On se souvient de cette belle photo vantant les mérites de la Bretagne : au milieu des flots, une île … sur laquelle était construite une maison, propriété d’une SCI. Celle-ci invoquait son droit à l’image pour s’opposer à la diffusion de la photographie. Alors que sa demande avait été accueillie par la Cour d’appel, la décision est cassée :
« Vu l’article 544 du Code Civil ;
Attendu que le Comité régional de tourisme de Bretagne (le CRT) a utilisé à des fins de publicité un cliché dont il avait acquis le droit de reproduction de M. P., photographe professionnel ; que cette image représente l’estuaire du Trieux, avec, au premier plan, l’îlot de Roch Arhon, propriété de la société civile immobilière du même nom, et a été diffusée malgré l’opposition de celle-ci ;
Attendu que pour accueillir la demande de la SCI en interdiction de cette reproduction, l’arrêt attaqué énonce que les droits invoqués par le CRT et M. P. trouvent leurs limites dans la protection du droit de propriété de la SCI, à la mesure des abus inhérents à l’exploitation d’une représentation de son bien à des fins commerciales et avec une publicité importante, que l’île est le sujet essentiel de l’image, et que la photographie est utilisée sous la forme d’une affiche à grande diffusion, au titre d’une campagne publicitaire destinée à la promotion du tourisme ;
Attendu qu’en se déterminant ainsi, sans préciser en quoi l’exploitation de la photographie par les titulaires du droit incorporel de son auteur portait un trouble certain au droit d’usage ou de jouissance du propriétaire, la Cour d’appel n’a pas donné de base légale à sa décision ».
…/…
Note :
Pour s’opposer à la publication de l’image d’un immeuble, le propriétaire peut utiliser deux arguments. Le premier est celui de la protection de sa vie privée (art. 9 du Code Civil). Le deuxième, comme dans l’affaire commentée, est l’article 544 qui définit le droit de propriété.

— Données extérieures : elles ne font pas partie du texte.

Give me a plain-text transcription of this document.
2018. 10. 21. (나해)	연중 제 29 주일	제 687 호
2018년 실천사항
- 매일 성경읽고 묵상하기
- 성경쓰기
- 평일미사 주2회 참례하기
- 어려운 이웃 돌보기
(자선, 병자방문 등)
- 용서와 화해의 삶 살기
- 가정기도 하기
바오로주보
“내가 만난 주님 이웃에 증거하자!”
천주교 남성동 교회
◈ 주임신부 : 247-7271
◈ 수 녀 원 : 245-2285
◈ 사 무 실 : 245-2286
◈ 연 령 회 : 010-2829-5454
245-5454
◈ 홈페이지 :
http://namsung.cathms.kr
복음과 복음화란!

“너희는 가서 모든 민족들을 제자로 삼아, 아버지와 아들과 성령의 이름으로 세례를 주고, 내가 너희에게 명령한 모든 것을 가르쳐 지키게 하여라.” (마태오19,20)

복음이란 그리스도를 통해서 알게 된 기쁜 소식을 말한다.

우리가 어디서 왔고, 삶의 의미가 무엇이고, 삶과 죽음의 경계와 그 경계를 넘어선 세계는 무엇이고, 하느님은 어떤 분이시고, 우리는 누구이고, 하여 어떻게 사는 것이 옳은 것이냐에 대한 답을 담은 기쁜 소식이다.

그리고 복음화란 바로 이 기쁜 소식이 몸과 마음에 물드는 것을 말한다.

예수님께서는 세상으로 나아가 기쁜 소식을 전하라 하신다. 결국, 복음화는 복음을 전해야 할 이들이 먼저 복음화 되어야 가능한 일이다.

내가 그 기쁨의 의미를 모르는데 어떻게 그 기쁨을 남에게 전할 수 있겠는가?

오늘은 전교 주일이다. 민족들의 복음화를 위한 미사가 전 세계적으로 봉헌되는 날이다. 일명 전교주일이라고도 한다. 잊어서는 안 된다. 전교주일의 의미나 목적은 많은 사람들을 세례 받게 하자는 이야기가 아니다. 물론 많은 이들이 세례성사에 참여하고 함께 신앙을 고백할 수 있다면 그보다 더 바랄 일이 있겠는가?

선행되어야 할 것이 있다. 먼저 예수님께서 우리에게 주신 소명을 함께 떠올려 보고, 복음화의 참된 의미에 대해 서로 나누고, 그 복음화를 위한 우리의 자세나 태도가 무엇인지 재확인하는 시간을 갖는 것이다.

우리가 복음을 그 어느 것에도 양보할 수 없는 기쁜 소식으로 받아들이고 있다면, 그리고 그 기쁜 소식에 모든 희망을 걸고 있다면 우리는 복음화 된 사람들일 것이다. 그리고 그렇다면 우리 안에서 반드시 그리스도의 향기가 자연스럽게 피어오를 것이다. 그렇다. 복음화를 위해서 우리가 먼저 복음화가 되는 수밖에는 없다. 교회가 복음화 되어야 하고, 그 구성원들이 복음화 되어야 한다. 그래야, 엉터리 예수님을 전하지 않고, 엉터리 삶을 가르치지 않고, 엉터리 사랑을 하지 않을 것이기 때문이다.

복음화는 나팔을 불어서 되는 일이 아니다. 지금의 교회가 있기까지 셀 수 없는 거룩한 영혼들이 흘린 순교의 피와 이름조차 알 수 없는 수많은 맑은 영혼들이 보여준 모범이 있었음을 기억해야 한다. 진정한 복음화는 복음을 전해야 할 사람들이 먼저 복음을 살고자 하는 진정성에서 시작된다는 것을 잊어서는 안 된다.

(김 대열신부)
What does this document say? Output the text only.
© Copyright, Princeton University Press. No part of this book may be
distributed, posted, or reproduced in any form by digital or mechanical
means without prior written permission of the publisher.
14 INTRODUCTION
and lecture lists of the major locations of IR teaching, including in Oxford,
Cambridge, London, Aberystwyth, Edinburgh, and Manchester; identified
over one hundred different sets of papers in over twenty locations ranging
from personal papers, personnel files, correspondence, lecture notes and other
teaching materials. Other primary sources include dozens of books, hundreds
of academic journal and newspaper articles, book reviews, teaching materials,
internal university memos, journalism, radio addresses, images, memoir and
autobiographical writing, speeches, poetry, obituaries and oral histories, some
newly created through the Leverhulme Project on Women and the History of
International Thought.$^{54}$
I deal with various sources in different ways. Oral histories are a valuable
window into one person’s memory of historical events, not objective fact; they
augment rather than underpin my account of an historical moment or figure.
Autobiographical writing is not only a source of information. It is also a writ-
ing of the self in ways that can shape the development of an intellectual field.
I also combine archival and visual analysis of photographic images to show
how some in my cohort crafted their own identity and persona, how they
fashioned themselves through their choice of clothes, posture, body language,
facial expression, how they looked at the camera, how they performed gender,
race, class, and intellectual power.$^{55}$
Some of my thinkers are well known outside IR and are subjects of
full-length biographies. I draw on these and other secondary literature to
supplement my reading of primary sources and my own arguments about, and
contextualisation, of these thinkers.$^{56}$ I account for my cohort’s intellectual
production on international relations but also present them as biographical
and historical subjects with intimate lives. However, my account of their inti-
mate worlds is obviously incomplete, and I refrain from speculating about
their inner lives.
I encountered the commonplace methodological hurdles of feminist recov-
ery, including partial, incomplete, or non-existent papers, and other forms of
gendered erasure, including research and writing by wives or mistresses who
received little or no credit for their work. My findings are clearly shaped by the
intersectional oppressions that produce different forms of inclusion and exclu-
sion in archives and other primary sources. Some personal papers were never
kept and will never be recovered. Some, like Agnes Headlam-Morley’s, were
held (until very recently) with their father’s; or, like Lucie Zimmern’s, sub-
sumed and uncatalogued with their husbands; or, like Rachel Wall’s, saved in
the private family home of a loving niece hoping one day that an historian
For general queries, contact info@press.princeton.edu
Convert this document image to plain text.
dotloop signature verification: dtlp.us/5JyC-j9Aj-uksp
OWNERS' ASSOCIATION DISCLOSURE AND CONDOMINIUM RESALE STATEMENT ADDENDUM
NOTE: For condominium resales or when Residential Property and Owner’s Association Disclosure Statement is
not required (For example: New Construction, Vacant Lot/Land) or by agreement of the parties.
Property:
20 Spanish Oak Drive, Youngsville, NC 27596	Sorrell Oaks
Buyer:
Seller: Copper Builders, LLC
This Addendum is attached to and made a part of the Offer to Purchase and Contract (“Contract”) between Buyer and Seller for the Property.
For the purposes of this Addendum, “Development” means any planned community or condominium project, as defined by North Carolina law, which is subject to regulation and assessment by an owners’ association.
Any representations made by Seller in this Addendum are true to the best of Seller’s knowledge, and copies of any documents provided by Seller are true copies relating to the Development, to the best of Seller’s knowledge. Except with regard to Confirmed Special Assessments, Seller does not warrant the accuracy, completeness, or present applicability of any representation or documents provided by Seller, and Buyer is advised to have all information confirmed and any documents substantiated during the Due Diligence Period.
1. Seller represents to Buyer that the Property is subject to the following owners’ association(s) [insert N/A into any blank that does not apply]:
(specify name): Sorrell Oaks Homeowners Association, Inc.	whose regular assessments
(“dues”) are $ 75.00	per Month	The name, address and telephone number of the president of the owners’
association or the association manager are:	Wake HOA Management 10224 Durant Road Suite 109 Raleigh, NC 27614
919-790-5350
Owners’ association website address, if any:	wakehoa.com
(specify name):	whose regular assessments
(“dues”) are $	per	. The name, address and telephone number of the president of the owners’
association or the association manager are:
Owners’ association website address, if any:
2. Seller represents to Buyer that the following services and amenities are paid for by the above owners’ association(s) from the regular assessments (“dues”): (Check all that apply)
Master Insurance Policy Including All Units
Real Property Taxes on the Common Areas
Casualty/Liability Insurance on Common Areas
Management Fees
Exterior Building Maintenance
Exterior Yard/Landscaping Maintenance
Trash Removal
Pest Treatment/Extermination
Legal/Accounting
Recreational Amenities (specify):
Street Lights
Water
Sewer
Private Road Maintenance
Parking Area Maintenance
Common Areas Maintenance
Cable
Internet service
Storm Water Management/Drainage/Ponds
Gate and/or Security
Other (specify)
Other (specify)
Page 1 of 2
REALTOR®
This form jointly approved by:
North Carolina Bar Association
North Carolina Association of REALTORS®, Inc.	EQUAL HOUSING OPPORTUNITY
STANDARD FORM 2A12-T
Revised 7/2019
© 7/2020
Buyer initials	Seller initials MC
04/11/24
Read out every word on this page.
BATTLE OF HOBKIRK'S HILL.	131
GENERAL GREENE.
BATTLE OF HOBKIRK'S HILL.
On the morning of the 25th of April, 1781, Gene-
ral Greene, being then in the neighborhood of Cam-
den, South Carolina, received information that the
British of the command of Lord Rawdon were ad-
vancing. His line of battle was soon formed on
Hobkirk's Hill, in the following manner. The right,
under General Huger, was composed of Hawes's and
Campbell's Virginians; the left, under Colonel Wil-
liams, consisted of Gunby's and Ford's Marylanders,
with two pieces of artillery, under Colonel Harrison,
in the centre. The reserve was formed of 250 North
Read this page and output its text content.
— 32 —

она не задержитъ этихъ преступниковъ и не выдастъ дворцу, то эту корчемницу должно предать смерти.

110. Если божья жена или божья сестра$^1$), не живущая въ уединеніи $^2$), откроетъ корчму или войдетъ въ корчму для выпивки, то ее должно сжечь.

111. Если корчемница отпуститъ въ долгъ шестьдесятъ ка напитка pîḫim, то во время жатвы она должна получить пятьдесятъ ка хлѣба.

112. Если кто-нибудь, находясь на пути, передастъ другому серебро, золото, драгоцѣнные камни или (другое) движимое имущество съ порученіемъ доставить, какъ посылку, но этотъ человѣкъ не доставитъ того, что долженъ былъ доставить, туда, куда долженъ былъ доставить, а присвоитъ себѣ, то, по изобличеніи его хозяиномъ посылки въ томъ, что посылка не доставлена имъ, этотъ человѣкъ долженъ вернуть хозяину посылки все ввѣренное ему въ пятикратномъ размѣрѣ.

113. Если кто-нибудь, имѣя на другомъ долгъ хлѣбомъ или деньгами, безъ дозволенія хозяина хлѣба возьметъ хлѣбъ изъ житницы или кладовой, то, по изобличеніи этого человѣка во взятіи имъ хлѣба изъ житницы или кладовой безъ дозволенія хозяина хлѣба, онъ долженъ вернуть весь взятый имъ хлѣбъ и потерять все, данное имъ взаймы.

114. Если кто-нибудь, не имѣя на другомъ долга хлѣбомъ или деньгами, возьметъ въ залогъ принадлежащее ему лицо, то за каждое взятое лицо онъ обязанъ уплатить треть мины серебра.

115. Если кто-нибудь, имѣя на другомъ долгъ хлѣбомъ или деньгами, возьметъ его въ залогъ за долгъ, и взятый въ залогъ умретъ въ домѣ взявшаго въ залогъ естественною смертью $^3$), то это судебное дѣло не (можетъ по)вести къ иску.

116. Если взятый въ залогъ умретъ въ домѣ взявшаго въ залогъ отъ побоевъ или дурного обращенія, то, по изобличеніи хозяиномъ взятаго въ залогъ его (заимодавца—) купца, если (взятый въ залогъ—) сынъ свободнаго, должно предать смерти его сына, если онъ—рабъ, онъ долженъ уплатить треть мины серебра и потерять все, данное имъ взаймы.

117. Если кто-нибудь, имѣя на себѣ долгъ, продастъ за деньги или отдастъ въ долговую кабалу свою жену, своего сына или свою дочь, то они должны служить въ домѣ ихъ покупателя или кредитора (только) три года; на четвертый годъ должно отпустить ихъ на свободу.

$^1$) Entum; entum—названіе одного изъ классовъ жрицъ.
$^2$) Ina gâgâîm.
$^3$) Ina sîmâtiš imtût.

Mais dans les deux cas, le propriétaire qui estime que son droit n’est pas respecté doit établir la preuve de son préjudice.
En l’espèce, cette preuve n’était pas rapportée. Dans une affaire jugée en 1988, la Cour de Cassation avait cassé un arrêt (Civ. 2è, 29 juin 1988). Au motif que la Cour d’appel qui estime que la publication d’une photo d’une résidence portait atteinte à la vie privée du propriétaire devait préciser en quoi la publication révélait des faits ayant le caractère d’intimité prévu à l’article 9 du Code Civil. La preuve n’était donc pas rapportée non plus.